Dyson sues Samsung for patent infringement
Dyson has issued proceedings against Samsung Electronics in the English High Court as it believes the Samsung Motion Sync vacuum cleaner infringes its patent for an invention entitled “A cleaning appliance with a steering mechanism”. Samsung Electronics is a subsidiary of the Korean conglomerate Samsung Group.
James Dyson said: “This looks like a cynical rip off by the giant Korean company Samsung. Although they are copying Dyson’s patented technology, their machine is not the same. Samsung has many patent lawyers so I find it hard not to believe that this is a deliberate or utterly reckless infringement of our patent. We have been forced to issue proceedings in the English High Court, but I would much rather invest in research to develop new technology than have to sue”.
Patented Dyson technology
Engineered to follow faithfully, DC37 and DC39 were the result of three years research and development and are the world’s first cylinder vacuums with Ball™ technology and Dyson’s patented steering system. Dyson believes Samsung has copied this steering mechanism.

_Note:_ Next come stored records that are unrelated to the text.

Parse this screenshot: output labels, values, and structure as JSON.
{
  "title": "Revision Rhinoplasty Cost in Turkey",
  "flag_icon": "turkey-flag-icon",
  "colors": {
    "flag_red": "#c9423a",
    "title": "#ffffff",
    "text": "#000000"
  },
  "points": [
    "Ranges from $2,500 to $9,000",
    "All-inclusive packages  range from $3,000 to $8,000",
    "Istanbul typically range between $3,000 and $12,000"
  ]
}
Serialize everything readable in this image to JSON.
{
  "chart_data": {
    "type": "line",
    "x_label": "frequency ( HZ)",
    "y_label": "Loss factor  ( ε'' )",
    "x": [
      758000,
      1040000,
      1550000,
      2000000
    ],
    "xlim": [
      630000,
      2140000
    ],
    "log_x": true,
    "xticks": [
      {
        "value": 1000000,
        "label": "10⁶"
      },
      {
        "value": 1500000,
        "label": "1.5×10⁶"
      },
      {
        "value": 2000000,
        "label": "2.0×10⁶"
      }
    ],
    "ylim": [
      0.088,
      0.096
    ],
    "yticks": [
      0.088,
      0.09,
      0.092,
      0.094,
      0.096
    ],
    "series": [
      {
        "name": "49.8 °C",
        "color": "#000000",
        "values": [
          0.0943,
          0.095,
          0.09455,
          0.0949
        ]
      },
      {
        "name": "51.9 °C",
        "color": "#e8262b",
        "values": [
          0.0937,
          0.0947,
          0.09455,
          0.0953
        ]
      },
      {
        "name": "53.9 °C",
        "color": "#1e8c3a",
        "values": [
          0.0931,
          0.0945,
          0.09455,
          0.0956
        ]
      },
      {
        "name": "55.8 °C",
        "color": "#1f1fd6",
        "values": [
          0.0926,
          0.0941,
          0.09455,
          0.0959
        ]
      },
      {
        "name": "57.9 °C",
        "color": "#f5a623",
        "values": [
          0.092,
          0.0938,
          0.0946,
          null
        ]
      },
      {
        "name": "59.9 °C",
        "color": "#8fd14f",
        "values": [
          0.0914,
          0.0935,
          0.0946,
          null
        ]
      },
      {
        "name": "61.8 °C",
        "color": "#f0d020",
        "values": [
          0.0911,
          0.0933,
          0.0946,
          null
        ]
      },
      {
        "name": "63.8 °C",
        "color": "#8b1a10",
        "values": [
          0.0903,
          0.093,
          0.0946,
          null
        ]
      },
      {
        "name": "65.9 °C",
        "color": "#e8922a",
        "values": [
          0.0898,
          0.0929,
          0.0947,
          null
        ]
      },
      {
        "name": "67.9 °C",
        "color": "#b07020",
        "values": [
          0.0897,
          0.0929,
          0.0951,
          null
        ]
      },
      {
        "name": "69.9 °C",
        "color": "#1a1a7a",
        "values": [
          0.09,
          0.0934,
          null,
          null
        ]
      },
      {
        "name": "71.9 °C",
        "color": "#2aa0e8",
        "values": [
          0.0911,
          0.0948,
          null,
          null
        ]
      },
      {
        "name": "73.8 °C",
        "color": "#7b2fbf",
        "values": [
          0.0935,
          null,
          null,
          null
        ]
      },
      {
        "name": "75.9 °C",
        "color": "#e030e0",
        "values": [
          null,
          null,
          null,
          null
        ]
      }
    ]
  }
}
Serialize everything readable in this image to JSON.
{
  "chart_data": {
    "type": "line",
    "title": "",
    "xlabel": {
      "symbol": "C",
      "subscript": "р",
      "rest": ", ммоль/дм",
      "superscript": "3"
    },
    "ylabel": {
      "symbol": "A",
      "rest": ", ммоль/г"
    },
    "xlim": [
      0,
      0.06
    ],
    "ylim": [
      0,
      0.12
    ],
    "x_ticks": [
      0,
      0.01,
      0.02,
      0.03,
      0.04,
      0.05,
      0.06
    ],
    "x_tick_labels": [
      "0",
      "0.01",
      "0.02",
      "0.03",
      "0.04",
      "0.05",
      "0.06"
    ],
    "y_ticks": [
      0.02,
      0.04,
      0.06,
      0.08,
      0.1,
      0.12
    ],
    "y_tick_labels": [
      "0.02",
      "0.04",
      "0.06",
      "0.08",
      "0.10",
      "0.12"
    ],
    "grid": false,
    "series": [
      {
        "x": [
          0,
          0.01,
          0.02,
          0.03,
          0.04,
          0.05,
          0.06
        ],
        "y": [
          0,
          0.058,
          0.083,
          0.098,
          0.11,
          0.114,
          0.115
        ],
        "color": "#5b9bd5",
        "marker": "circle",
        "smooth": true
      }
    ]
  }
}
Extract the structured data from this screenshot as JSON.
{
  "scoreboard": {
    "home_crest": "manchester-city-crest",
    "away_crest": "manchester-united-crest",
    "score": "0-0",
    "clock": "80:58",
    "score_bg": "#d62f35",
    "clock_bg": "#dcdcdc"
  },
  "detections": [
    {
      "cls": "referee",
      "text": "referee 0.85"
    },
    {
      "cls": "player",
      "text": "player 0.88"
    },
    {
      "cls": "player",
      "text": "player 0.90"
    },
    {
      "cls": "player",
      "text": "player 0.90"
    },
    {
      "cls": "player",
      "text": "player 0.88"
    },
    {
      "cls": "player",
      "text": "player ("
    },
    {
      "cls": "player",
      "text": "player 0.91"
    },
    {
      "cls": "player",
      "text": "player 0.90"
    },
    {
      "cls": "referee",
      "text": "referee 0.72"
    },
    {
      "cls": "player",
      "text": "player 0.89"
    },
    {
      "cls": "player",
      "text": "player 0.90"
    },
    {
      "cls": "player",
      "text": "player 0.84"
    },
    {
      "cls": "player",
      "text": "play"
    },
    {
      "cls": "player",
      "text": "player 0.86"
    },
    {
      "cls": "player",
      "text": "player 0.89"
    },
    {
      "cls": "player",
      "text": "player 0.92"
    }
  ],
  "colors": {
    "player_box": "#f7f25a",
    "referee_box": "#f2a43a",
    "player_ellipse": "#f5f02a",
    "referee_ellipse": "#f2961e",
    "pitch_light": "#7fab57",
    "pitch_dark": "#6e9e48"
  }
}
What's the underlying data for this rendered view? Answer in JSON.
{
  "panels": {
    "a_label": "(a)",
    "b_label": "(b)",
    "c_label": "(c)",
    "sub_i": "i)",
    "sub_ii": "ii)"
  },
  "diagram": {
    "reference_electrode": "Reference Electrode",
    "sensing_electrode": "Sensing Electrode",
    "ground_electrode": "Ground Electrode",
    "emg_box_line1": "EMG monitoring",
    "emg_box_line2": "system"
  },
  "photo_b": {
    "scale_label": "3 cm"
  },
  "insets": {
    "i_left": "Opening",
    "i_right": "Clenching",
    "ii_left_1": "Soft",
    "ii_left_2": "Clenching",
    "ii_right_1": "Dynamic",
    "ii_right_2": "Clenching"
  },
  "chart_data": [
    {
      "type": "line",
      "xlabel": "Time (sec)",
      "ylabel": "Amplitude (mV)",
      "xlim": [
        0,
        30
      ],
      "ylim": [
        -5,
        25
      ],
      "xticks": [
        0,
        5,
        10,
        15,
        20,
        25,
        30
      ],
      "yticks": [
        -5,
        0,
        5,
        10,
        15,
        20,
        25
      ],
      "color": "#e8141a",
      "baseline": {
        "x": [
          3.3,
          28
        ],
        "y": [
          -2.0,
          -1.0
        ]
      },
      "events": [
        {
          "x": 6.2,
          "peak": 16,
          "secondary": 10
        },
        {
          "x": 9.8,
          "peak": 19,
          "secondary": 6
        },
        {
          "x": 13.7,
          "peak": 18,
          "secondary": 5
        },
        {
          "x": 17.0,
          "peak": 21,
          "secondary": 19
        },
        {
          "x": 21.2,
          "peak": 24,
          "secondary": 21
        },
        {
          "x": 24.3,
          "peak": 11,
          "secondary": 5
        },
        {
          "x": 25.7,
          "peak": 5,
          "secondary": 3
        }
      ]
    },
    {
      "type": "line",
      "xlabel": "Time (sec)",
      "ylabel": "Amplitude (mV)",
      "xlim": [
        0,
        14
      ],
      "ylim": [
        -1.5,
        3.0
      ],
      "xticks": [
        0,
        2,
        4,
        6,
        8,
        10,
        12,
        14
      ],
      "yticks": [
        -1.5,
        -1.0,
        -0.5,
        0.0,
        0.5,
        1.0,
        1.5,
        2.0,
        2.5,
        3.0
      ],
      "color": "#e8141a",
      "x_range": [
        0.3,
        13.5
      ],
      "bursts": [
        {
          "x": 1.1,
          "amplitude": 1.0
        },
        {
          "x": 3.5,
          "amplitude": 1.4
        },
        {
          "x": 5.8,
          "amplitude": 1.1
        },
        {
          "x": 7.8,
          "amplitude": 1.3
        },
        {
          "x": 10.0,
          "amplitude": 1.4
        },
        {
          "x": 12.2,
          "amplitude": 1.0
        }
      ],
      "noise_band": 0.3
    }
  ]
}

DC37 and DC39 are equipped with Dyson’s Radial Root Cyclone™ technology, meaning they capture more microscopic dust than any other cyclone. This technology is patented and unique to Dyson machines.
Samsung is no stranger to patent infringement. Its tablets and smartphones have been involved in a number of high profile litigation cases worldwide. The Samsung versus Apple lawsuits have typically focussed on design rights. The Dyson case focuses on patents – the central steering invention that forms a fundamental part of Dyson technology, not just how the machine looks.